Footnote ten: O’Connor argues that, despite the jury’s verdict, the Court must assume that Donaldson was receiving treatment sufficient to justify his confinement, because the adequacy of treatment is a ‘nonjusticiable’ question that must be left to the discretion of the psychiatric profession…
 
Chief Justice Burger wrote a concurring opinion, and pointed out that: The Court appropriately takes notice of the uncertainties of psychiatric diagnosis and therapy, and the reported cases are replete with evidence of the divergence of medical opinion in this vexing area…To deprive any citizen of his or her liberty upon the altruistic theory that the confinement is for humane therapeutic reasons and then fail to provide the adequate treatment violates the very fundamentals of due process…
 
The Court’s reference to ‘milieu therapy’ may be construed as disparaging that concept.
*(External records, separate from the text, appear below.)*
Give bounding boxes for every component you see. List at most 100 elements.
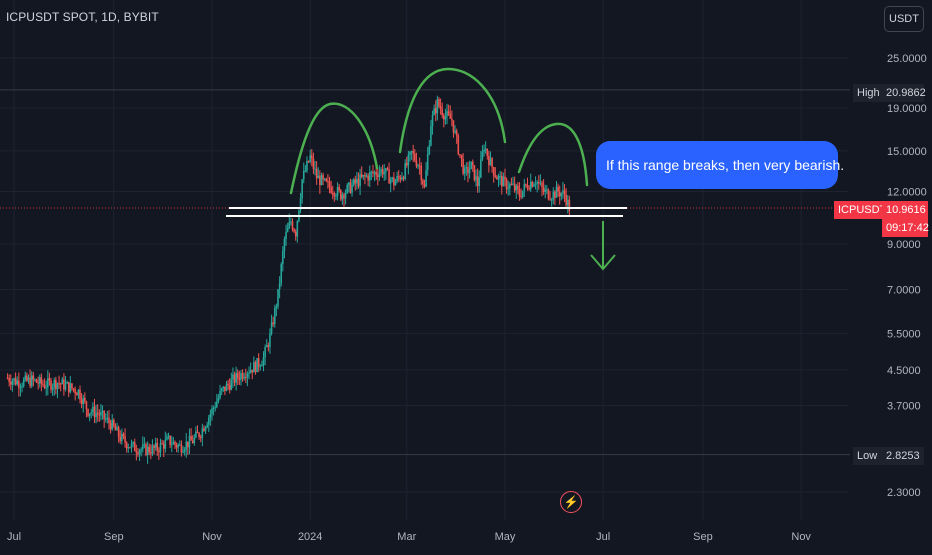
candle-body [370,171,373,173]
candle-body [396,175,398,182]
candle-body [22,379,25,387]
candle-body [201,428,204,438]
candle-body [166,437,168,440]
candle-body [388,169,390,184]
candle-body [521,190,524,198]
candle-body [434,108,437,114]
candle-body [359,174,361,187]
candle-body [6,378,9,380]
candle-body [256,358,258,373]
candle-body [546,189,548,191]
candle-body [104,418,107,420]
candle-body [16,380,19,385]
candle-body [327,181,329,183]
candle-body [257,358,260,367]
candle-body [127,447,130,449]
candle-body [414,153,416,161]
candle-body [71,383,73,389]
candle-body [441,109,443,116]
candle-body [293,229,295,232]
candle-body [504,176,506,180]
candle-body [267,345,270,347]
candle-body [224,386,226,391]
candle-body [253,362,255,373]
candle-body [367,175,369,181]
candle-body [451,118,453,121]
drawings [226,67,627,271]
candle-body [325,178,328,182]
candle-body [319,175,321,186]
candle-body [341,194,344,200]
candle-body [53,380,56,387]
candle-body [75,393,78,396]
candle-body [180,444,183,453]
candle-body [14,378,17,385]
candle-body [383,172,386,175]
candle-body [150,452,152,454]
candle-body [9,382,12,385]
candle-body [162,443,165,449]
candle-body [480,159,482,178]
candle-body [121,433,123,442]
candle-body [425,170,427,187]
y-tick-label: 19.0000 [887,103,927,115]
candle-body [518,189,521,197]
candle-body [409,152,411,156]
candle-body [428,145,431,155]
candle-body [315,168,318,179]
candle-body [132,442,134,444]
candle-body [133,442,136,452]
candle-body [483,149,485,152]
lightning-icon[interactable]: ⚡ [560,491,582,513]
candle-body [562,190,564,194]
candle-body [212,407,215,409]
candle-body [29,377,31,387]
candle-body [431,114,434,126]
candle-body [536,181,538,184]
candle-body [517,185,519,190]
currency-button[interactable]: USDT [884,6,924,32]
candle-body [399,177,402,180]
symbol-title[interactable]: ICPUSDT SPOT, 1D, BYBIT [6,10,159,24]
candle-body [34,379,36,381]
left-shoulder-arc [289,102,379,195]
candle-body [169,435,171,445]
candle-body [158,450,160,453]
candle-body [159,443,162,453]
candle-body [285,231,287,240]
y-tick-label: 4.5000 [887,365,921,377]
candle-body [190,435,192,441]
candle-body [187,441,189,448]
candle-body [344,192,347,199]
candle-body [249,369,252,373]
candle-body [130,443,133,448]
candle-body [568,199,571,212]
candle-body [373,172,376,174]
candle-body [328,181,331,188]
x-tick-label: Sep [104,531,124,543]
candle-body [500,175,503,187]
y-tick-label: 9.0000 [887,239,921,251]
candle-body [417,165,419,167]
candle-body [557,186,559,192]
candle-body [282,251,284,265]
candle-body [146,446,149,456]
candle-body [185,441,188,450]
candle-body [534,183,537,185]
candle-body [459,154,461,156]
annotation-callout[interactable]: If this range breaks, then very bearish. [596,141,844,189]
candle-body [108,417,110,423]
candle-body [423,184,426,187]
candle-body [528,188,530,190]
candle-body [151,445,154,454]
x-tick-label: 2024 [298,531,322,543]
candle-body [505,179,508,190]
candle-body [191,440,194,444]
x-tick-label: Jul [596,531,610,543]
candle-body [40,377,43,384]
candle-body [547,189,550,199]
candle-body [11,380,14,385]
candle-body [72,388,75,390]
candle-body [230,379,233,390]
candle-body [492,167,495,176]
True, it is capable of being used simply to cloak official indifference, but the reality is that some mental abnormalities respond to no known treatment. Also, some mental patients respond, as do persons suffering from a variety of physiological ailments, to what is loosely called ‘milieu therapy,’ i.e., keeping them comfortable, well nourished, and in a protected environment. It is not for us to say in the baffling field of psychiatry that ‘milieu therapy’ is always a pretense…
 
‘Indeed, there is considerable debate concerning the threshold question of what constitutes ‘mental disease’ and ‘treatment.’ See Szasz, The Right to Health, 57 Geo.L.J. 734 (1969).
 
Donaldson’s initial situation happened before the Baker Act passed. Prior to Baker, to commit a person to a state hospital required only three signatures on an affidavit and the agreement of a county judge.
 
Opened in 1876 in a former civil war arsenal, Florida’s first psychiatric hospital was the Florida State Hospital in Chattahoochee. The second was opened in Arcadia in 1947. Some three hundred and fifty more would open in the 1950s, the decade that also saw the first boom in psychiatric pharmaceuticals in America.
 
The primary purpose of the Baker Act was to restrict involuntarily institutionalization to only those who were a threat to themselves or others. As Representative Baker said at the time, “only 9 percent of our patients are dangerous to themselves or others, yet 91 percent are under lock and key.” She continued, “For the 58 percent of our patients who are committed involuntarily, they lose all their civil rights and leave with an indelible stigma.”
 
Prior to Baker, the committed could only correspond with one person; after Baker they could correspond with whomever they wanted; they could vote, exercise the right to an attorney, and enjoy other basic human rights. For all of its reform and progressive statutes, however, neither the Baker Act nor O’Connor vs. Donaldson could stop the profiteers in my building from continuing their campaign of organized crime and abuse of patients.
 
The only thing necessary for the triumph of evil is for good men to do nothing.